A sharp knock came at the door. I turned.
Henry stood there, arms crossed and eyebrow raised. “Still breathing, I see.”
“Barely,” I muttered, rubbing the side of my head. “I feel like someone tried to carve history class into my skull with a chisel.”
“Sounds like it worked,” he said with a smirk. “You’ll be lecturing old nobles on their own family trees by next week.”
I snorted. “Looking forward to it. Can’t wait to correct some baron on how to hold a wine glass mid-duel.”
Henry chuckled. “You joke, but it’s happened. Once. Long story.”
I gave him a look. “Do I want to know?”
“Not really,” he replied. “Anyway, the Duke wanted me to tell you — you’ve got a guest.”
I blinked. “What, now?”
Henry nodded. “Waiting in the training grounds.
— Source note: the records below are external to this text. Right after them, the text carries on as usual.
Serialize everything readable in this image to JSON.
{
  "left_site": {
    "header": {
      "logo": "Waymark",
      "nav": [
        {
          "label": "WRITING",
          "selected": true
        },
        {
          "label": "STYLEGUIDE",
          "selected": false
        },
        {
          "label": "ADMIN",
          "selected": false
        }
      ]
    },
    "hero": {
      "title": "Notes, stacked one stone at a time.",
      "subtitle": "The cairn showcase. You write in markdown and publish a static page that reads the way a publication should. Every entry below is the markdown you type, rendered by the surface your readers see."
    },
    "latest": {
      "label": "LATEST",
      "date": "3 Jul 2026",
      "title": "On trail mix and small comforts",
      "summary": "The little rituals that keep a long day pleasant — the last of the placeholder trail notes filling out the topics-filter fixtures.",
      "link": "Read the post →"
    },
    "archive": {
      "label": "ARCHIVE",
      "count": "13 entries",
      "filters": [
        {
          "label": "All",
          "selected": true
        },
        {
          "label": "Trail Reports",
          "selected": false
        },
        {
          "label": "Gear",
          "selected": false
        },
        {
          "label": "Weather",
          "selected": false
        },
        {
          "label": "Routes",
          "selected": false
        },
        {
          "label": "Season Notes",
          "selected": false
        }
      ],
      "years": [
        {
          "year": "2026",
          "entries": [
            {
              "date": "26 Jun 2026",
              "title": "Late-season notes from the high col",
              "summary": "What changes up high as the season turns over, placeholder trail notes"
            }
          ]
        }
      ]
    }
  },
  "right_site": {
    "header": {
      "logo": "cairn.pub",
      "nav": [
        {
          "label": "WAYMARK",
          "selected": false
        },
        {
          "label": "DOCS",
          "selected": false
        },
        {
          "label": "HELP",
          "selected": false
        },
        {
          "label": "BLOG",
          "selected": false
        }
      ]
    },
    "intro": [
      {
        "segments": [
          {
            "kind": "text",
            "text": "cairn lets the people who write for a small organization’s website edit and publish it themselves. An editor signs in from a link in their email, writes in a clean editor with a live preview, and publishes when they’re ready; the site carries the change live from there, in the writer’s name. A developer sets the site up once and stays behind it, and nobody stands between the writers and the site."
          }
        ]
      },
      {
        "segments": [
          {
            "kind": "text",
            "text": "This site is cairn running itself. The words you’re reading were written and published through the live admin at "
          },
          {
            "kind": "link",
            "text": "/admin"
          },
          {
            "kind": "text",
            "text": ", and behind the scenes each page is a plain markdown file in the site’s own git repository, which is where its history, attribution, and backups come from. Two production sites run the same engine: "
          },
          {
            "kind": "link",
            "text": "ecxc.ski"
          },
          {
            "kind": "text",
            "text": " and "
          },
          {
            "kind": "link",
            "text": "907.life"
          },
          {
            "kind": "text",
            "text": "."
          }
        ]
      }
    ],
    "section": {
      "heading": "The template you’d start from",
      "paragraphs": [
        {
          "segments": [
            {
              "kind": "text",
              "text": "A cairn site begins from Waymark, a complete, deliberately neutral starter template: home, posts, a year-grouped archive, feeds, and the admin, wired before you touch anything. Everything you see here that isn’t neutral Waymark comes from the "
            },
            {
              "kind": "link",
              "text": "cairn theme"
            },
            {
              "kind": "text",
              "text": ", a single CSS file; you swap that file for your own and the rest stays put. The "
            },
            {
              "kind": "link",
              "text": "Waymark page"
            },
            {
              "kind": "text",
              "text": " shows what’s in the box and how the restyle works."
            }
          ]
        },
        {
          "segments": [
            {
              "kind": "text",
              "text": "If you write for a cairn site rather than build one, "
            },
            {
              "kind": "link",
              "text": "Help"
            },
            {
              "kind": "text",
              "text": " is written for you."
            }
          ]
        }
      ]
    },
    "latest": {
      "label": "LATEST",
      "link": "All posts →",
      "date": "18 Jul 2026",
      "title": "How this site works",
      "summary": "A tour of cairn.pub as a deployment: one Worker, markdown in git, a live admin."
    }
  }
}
Odd fellow. Cloaked, didn’t give a name. Just asked to wait.”
“Let me guess — won’t say why he’s here either?”
Henry grinned. “How’d you guess? You nobles really do come with memory upgrades.”
I rolled my eyes and headed toward the door.
“Hey,” Henry added as I passed him. “Try not to pick a fight. You’re still recovering.”
“No promises,” I said, and stepped outside.
The training yard was quiet.
The frost hadn’t yet melted from the grass, and the air held that crisp edge of morning steel. Sköll followed silently at my heel but stopped at the edge of the field, growling low in his throat.
A lone figure stood in the center — cloaked, still, as if waiting for the wind itself to give permission to speak.
He didn’t call out. Didn’t wave.
Just waited.
I slowed as I drew closer, my boots crunching faintly on the frost. My hand hovered near my sword, a habit now, instinct more than fear.
And then… I saw his face.
I knew him.
The realization slammed into me like a weight I wasn’t ready to carry.
My breath caught.
But I said nothing.
Not yet.
Because somehow… I knew this moment — this meeting — would change everything.